When they watch me munch on carrots at lunch, I hope they realize there is value in eating healthy food.  When they see that I'm willing to stay after school as long as they need, I hope they realize that it's important to work hard and show others you care.  When I repeatedly emphasize how much I believe in them and how much progress they've made, I hope they learn to be proud of themselves. 


And my students are by no means the only ones who benefit from this particular teaching experience.  Teaching has taught me to think more before I speak, and to make sure that others understand me. 
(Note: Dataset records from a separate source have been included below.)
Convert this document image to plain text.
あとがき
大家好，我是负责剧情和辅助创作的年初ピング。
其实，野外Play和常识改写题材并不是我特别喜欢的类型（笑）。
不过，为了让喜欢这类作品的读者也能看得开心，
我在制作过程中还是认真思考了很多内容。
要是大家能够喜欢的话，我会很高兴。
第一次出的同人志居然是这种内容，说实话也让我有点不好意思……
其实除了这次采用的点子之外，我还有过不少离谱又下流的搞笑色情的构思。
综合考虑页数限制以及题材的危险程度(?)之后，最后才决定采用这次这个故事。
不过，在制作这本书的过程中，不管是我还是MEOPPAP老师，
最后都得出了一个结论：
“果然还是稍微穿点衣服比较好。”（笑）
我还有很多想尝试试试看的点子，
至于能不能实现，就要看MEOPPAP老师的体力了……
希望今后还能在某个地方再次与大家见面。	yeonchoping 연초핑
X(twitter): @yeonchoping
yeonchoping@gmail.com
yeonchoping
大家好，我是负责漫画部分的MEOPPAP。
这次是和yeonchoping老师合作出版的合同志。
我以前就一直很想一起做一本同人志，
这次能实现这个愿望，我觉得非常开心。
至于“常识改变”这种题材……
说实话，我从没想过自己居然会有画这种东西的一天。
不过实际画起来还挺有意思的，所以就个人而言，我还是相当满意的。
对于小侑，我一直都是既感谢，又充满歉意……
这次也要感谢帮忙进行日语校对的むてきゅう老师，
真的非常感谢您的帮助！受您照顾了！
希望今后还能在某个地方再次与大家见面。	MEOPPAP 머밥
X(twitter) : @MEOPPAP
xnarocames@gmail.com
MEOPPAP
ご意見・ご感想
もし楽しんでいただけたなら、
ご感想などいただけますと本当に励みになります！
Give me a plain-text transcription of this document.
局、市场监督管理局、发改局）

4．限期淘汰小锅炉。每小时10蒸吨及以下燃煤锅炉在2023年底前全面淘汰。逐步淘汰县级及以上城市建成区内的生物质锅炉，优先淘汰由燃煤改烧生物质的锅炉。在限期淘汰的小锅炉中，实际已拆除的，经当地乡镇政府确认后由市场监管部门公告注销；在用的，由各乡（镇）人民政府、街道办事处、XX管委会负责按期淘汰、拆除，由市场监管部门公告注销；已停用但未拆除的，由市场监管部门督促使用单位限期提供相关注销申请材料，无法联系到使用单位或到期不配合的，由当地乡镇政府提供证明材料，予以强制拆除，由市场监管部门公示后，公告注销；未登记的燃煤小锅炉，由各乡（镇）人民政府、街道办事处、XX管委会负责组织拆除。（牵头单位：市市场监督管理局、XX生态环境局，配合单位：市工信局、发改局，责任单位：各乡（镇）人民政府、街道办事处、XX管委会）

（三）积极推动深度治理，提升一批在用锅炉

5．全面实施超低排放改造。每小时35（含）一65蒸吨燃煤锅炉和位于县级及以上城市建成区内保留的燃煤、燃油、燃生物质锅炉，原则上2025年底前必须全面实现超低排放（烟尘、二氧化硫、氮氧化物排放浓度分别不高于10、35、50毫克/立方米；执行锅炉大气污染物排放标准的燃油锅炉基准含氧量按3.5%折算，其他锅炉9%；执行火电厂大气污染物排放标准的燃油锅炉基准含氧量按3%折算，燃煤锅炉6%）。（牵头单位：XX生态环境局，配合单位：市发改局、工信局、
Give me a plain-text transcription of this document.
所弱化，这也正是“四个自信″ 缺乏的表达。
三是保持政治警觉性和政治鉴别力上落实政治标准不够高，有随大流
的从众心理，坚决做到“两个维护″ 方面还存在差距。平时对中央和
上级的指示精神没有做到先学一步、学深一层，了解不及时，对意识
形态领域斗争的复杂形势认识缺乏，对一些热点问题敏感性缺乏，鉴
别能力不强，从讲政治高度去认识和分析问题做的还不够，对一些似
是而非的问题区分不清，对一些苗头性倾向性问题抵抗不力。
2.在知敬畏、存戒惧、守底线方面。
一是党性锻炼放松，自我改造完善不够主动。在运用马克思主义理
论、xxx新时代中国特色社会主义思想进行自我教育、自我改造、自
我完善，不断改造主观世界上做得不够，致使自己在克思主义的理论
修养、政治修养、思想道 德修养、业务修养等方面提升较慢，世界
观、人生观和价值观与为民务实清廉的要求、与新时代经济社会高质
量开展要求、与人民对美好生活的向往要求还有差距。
Teaching has taught me that I can get less than 6 hours of sleep each night and still make the commute in the morning with a smile on my face.  It has taught me that adolescents have more spunk than many adults can imagine. It has also taught me, not just about how much my students are capable of, but of all the things of which I am capable.


Like the days when I'm a policewoman: making kids scrub tagging off walls and desks, chatting with parole officers about how long, exactly, that ankle bracelet will be keeping my student in class. Or when I'm a mother: buying binders and other assorted school supplies for my kids, calling them at home to remind them to finish their homework.


This feeling surfaces yet again on days when I'm a counselor: questioning my formerly stellar student on why he has lately begun to think that school is a 2-day a week gig, and trying to believe myself when I say that algebra and biology will, in the long run, be just as important as the drama going on in his home. Or the day I got to hold my crying female student as she told me she was suspended yet again for fighting...the same girl who loves Winnie the Pooh and the color pink.


My kids face a world that I will never fully comprehend when they leave the school grounds. But somehow, I see them and myself materializing each day- leaving behind what we were and becoming who we will be.


I could go on and on, but this tale has been told before.  A recent college grad moves across the country to teach at an underperforming school in a sprawling urban metropolis- people often tell stories of how these bright eyed graduates wilt when faced with the reality of the public education system in our country. 


I hope the rest of the stories get out too.  Stories of the countless brand new teachers who grow to love their students a little more every day.